Санный путь между Пештом и Будой проходил в точности по линии разобранного на зиму понтонного моста. Подняв воротник отороченной лисьим мехом бекеши и запахнув медвежью полсть, Бальдур безучастно следил за тем, как прорисовывались в сером тумане очертания славной горы, откуда первый венгерский креститель был сброшен, головой вниз, в Дунай. В невидимой еще крепости рокотали барабаны и пели кавалерийские рожки. Падал редкий снежок, щекоча лицо, и таял на ресницах. Исходила паром черная вода в полыньях. Посвистывали окованные железом полозья. Ехать было недалеко, но почему-то время тянулось томительно и легкая боль ощущалась в висках.

После санкт-петербургских зим отец-провинциал не страшился мороза, но этот туман и знобкий ветерок, стелющийся по льду, проникали в самое нутро, томили и выхолаживали душу. Бальдур корил себя за то, что откликнулся на приглашение барона Урбана, куратора секции Наместнического совета, ответственной за просвещение, и согласился приехать в Буду. Право, встречу следовало бы отложить до более приятной погоды или заставить барона самого прогуляться в Пешт. И возраст уже не тот, и здоровье не позволяет колесить без передышки по ближним и дальним дорогам. Но хотя положение, которое занимал орденский наместник, позволяло Бальдуру не посчитаться с настоятельной просьбой высокопоставленного чиновника, он все же поехал. Власть ордена в габсбургских владениях была значительной, но не беспредельной и, главное, неофициальной. Значит и действовать надлежало с разумной осторожностью, особенно здесь, в Венгрии, стихийно противившейся чуждым веяниям. Генерал не случайно послал в Паннонию именно такого провинциала. В России после ошеломительного царствования Павла, принявшего сан гроссмейстера католического мальтийского ордена, к деятельности иезуитов относились с особым недоверием. И потому смирение, поначалу лишь показное, стало для Бальдура совершенно привычным. С эрцгерцогом палатином он вообще виделся лишь однажды, да и то мельком. Иосиф скорее всего и не подозревал, что обложен иезуитом и снизу, и сверху, ибо в экстренных случаях тот прямиком обращался к графу Аппони в Вену, в придворную канцелярию по венгерским делам.

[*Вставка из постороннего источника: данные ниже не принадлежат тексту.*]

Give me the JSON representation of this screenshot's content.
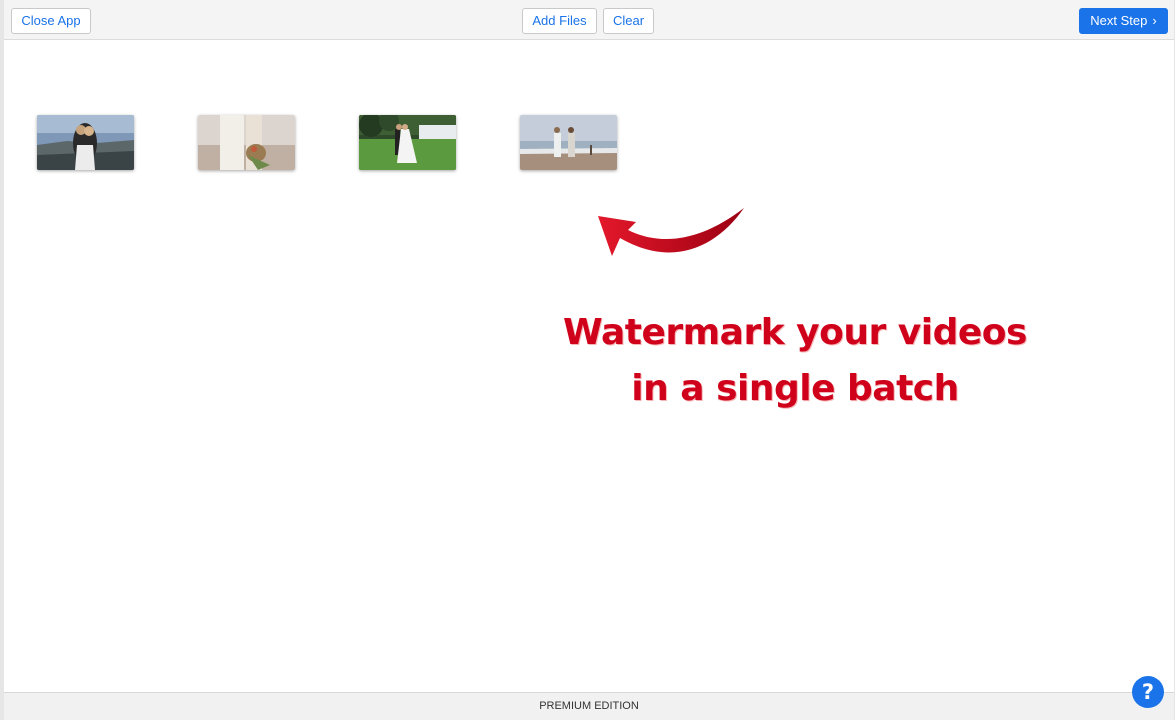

Урбан встретил Бальдура суетливым старческим многословием. Заботливо усадив гостя у камина, рассыпался в извинениях за причиненное беспокойство и с трогательной заботой распорядился подать вина, подогретого с паприкой, — лучшее средство от простуды. Бальдур, не позволявший себе ничего, кроме кипяченой воды, не отказывался, но оставил непригубленный кубок на каминной доске.

— Разрешите наши сомнения, ваше преосвященство, — взмолился барон, обращаясь к провинциалу, словно к епископу, — насчет вечно запутанных писательских дел.

— Писательских? — притворился удивленным Бальдур. — Но, помилуйте, какое я-то имею к ним отношение?

— То есть как? — Сухонький старичок со склеротическим румянцем на пергаментных щечках обиженно заморгал. — Но ведь и наш цензор, и господин Кути, которого мы пригласили для консультаций, в один голос заявили, что нужен ваш компетентный совет… Разве церковь не обязана следить за тем, чтобы влияние изящной словесности на людские души было благотворным? — В выцветших глазах барона застыло слезливое недоумение.

Но Бальдур не спешил с ответом. Известие о том, что болван цензор, так и не освоивший до конца венгерской грамматики, вкупе с великосветским хлыщом Кути позволяют себе попусту трепать его имя, вызывало досаду и озабоченность.

— Позвольте спросить, барон, вы какого вероисповедания?

— Я? Кальвинист! — Урбан пожевал обескровленными губами. — М-м, но, видите ли, поскольку являюсь ревностным подданным его апостольского величества, почитаю католическую церковь за оплот государственного порядка, а также…

— Вот и прекрасно, — поспешил остановить бессильное словоизвержение иезуит. — Если вам нужна консультация по церковным вопросам, то почему вы не обратились непосредственно к примасу, в Эстергом?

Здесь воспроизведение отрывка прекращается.